Lors de l’édition 2025 de Vivatech, le rendez-vous incontournable consacré à l’innovation technologique, Liferay a mis en avant sa vision de l’Intelligence Artificielle intégrative, soulignant l’importance d’une IA qui s’intègre harmonieusement dans le développement des entreprises. Cette perspective contraste avec certains discours alarmistes qui présentent l’IA comme une menace pour l’emploi, notamment en Europe.

Selon une note publiée par la Banque centrale européenne (BCE) le 4 mars dernier, l’adoption massive de l’IA par les entreprises ne conduit pas à une suppression généralisée des emplois. En réalité, les sociétés qui utilisent fréquemment cette technologie affichent même une probabilité 4 % plus élevée d’embaucher de nouveaux employés, par rapport à celles qui y ont recours de manière plus occasionnelle. Ces résultats, issus d’un sondage réalisé en 2025 auprès de 3 500 entreprises européennes, indiquent que, pour l’instant, l’impact de l’IA sur le marché du travail n’est pas aussi négatif qu’on pourrait le penser.
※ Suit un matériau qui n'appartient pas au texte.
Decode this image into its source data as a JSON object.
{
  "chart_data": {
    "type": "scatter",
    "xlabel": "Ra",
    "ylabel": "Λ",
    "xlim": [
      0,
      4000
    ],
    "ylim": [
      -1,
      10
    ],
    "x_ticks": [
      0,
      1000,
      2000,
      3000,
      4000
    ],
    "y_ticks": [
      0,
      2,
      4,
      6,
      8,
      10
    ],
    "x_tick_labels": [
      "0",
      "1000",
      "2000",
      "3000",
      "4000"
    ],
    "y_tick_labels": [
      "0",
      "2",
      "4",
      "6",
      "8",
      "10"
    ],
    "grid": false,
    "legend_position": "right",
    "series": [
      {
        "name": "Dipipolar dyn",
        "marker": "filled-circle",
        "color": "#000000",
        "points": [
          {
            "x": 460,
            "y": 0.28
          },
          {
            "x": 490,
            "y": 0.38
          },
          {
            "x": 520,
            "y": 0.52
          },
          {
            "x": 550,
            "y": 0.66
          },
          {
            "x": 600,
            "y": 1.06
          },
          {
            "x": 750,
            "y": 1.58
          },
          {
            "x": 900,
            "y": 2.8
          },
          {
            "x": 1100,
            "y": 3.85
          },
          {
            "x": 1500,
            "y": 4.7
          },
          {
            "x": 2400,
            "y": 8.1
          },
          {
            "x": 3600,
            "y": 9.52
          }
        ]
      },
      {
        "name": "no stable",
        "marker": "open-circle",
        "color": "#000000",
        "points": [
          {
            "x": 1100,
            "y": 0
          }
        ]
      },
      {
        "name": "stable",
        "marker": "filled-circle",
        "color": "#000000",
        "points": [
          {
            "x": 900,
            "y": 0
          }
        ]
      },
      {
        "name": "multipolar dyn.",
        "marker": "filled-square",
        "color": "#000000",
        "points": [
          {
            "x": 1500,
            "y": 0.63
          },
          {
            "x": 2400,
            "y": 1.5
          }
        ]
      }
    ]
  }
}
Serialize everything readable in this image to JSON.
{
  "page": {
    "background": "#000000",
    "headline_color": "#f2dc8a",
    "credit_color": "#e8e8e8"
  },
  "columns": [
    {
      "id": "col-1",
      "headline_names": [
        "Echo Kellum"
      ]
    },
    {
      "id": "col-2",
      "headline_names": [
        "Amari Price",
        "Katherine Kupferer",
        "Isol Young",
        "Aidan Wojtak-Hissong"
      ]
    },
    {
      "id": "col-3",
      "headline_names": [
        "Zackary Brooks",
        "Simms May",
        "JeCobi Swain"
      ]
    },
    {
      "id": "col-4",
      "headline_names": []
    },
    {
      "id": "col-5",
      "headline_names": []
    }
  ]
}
Les entreprises qui investissent massivement dans l’IA, notamment dans la R&D et l’innovation, ont tendance à embaucher davantage, en particulier pour des profils hautement qualifiés.

La note de la BCE précise également que, lorsqu’elles envisagent d’investir dans l’IA dans l’année à venir, ces entreprises anticipent en moyenne une augmentation de leurs créations d’emplois. À l’inverse, celles qui utilisent l’IA principalement pour réduire leurs coûts de main-d’œuvre affichent une tendance à la baisse des embauches, voire des licenciements plus fréquents. Ces distinctions montrent que l’usage stratégique de l’IA peut favoriser la croissance et l’emploi, contrairement à une vision simpliste qui lui attribuerait uniquement un rôle de robotisation massive.

En ouverture d’un débat encore ouvert sur l’impact long terme de l’intelligence artificielle, la présidente de la BCE, Christine Lagarde, a récemment souligné que si l’investissement massif dans cette technologie contribue à une amélioration de la productivité, ses effets sur le marché du travail restent encore flous. Elle a déclaré lors d’une audition au Parlement européen : « Nous y resterons extrêmement attentifs à l’avenir. » Cette déclaration reflète la prudence des institutions financières face aux mutations rapides provoquées par l’IA.